Stefano Rodotà. Il ricordo di Gianfranco Spadaccia

Pubblichiamo il ricordo che Gianfranco Spadaccia, già segretario e parlamentare radicale, ha fatto sul suo profilo Facebook del professore Stefano Rodotà, ripercorrendo la storia che più volte si è incrociata fra il professore e i radicali.

La morte di Stefano Rodotà

di Gianfranco Spadaccia

E’ stato mio compagno alla facoltà di giurisprudenza nel 1954 e nel 1955, quando io ero poco più che matricola e lui invece stava compiendo il terzo anno e si avviava alla laurea per divenire subito assistente di Rosario Niccolò. Insieme a lui, a Marco Pannella e a Tullio De Mauro costituimmo l’Unione Goliardica Romana. Da allora siamo rimasti amici nonostante le diverse scelte politiche. Oltre all’esperienza altamente formativa e davvero autonoma dai partiti dell’UGI, abbiamo condiviso l’esperienza del primo partito radicale di Pannunzio, Ernesto Rossi, Niccolò Carandini, Leo Valiani. Lui veniva dalla Gioventù liberale come Tullio, Marco, Giuliano Ferrara, Giuliano Rendi e molti altri; io dal partito socialdemocratico di Giuseppe Saragat.
La prima forte divaricazione politica avvenne quando, con Marco, Franco Roccella, Sergio Stanzani, Massimo Teodori, Mauro Mellini, Angiolo Bandinelli ci costituimmo in “Sinistra Radicale” rifiutando il centro sinistra come unico sbocco della crisi dei governi centristi. Lui scelse insieme ad altri (Ferrara, Jannuzzi, Craveri, lo stesso De Mauro) di stare invece con la maggioranza filolamalfiana del partito.
Molto tempo dopo, nel 1979, gli offrimmo la candidatura e l’elezione nelle “liste aperte” che presentammo in quell’anno dopo due anni di opposizione nel parlamento e nel paese alla politica di unità nazionale DC-PCi come conseguenza della strategia berlingueriana del compromesso storico. Il teorico del diritto, l’accademico, il liberale Rodotà scelse invece di essere eletto come indipendente nelle liste del PCI.
Ne nacque un confronto assai polemico e duro fra Marco, che contrapponeva la sua “saggezza” alla nostra “follia”, e lui che rispose punto per punto.
A differenza di Marco io non mi meravigliai di quella scelta, che trovai coerente con quella compiuta all’interno del partito radicale.
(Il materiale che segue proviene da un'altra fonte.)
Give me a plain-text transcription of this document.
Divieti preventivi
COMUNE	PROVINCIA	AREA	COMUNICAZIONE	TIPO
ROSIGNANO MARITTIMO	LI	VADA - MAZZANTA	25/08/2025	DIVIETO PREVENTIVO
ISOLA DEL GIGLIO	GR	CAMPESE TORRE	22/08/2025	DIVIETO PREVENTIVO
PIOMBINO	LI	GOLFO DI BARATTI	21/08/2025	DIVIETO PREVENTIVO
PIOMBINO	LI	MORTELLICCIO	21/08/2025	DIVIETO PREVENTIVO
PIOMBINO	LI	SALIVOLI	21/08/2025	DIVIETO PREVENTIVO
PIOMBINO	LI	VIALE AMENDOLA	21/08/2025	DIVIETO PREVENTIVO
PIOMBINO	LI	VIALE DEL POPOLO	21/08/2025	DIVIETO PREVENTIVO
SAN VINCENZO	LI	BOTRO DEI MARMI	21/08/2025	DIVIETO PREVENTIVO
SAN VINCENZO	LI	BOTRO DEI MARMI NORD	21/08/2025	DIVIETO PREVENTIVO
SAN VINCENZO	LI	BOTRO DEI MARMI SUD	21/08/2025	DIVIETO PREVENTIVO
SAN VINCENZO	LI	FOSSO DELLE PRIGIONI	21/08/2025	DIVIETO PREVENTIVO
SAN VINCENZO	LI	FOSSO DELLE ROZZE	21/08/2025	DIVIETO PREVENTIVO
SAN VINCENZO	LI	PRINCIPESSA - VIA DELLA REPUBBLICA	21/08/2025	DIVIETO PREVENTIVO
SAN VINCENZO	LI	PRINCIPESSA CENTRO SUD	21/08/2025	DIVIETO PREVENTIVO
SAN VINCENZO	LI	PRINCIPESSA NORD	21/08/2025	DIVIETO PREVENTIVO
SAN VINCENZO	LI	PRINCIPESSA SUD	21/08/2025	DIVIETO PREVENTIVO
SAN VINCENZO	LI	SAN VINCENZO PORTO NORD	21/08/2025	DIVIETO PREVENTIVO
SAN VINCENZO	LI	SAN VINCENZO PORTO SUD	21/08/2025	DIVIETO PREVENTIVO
Come non aveva rotto con noi da posizioni di destra all’inizio degli anni sessanta, quando era favorevole al centro sinistra, così non rompeva a sinistra nel 1979: si muoveva nella stessa logica realistica di unità con la DC rifiutando di operare per la realizzazione di una democrazia compiuta e di ogni possibilità di alternativa politica. Scelse così di portare le sue posizioni critiche, il suo senso del diritto, il suo garantismo, il suo ambientalismo e la sua scelta antinucleare all’interno del mondo comunista dalle posizioni di una sinistra indipendente di cui noi denunciavamo la profonda dipendenza.
Ebbe torto nel non comprendere, durante gli anni di piombo, l’importanza di quanto Marco disse a proposito di Via Rasella o della nostra difesa dei diritti dei fascisti come delle nostre denunce del fascismo che era tuttora presente nelle leggi e nelle istituzioni. Ebbe qualche ragione invece a proposito degli arresti di Baffi e Sarcinelli (decisi da un magistrato di destra, padre di un terrorista di estrema destra), nella mostra polmica contro il compromesso storico di cui, nella Banca d’Italia, vedevamo uno dei contrafforti. Come Marco, correggendo le posizioni di Franco De Cataldo, riconobbe, corremmo invece il rischio di ritrovarci accanto i difensori di Sindona, il cui scandalo fu il primo anello che, attraverso Calvi, il Banco Ambrosiano, ci avrebbe portato allo scandalo dello IOR: tutte materie che affrontammo nelle relazioni di minoranza delle commissioni di inchiesta di cui facemmo parte.
Pannella non fu mai tenero con Stefano Rodotà, che pure all’interno del mondo comunista, rimase un nostro interlocutore, un elemento di contraddizione a cui fare riferimento anche nell’azione parlamentare perché su molti dei contenuti e degli obiettivi di riforma legislativa (diritti civili, garantismo, laicità dello stato, ambientalismo) e anche referendaria le posizioni rimanevano comuni.
E fu proprio Marco, nel 1992, in uno dei momenti più critici della nostra Repubblica a proporne la candidatura come presidente della Camera in alternativa a Giorgio Napolitano. Non era una scelta solo tattica, nasceva dalla consapevolezza anche in Marco di questa contraddizione. Ed era una iniziativa importante quella di Marco dal momento che proprio lui in quei giorni aveva facilitato se non pilotato l’elezione di Scalfaro. Magari avesse avuto successo sulla candidatura di Stefano invece che su quella di Scalfaro.
In quella circostanza Stefano si ritrovò appoggiato dagli amici e compagni di un tempo e rifiutato invece dai suoi compagni comunisti.
Pur non frequentandoci molto, siamo sempre rimasti legati da una amicizia e stima, che ho ragione di ritenere reciproche. Un abbraccio a Carla, compagna di una vita.
Che la terra ti sia lieve, Stefano.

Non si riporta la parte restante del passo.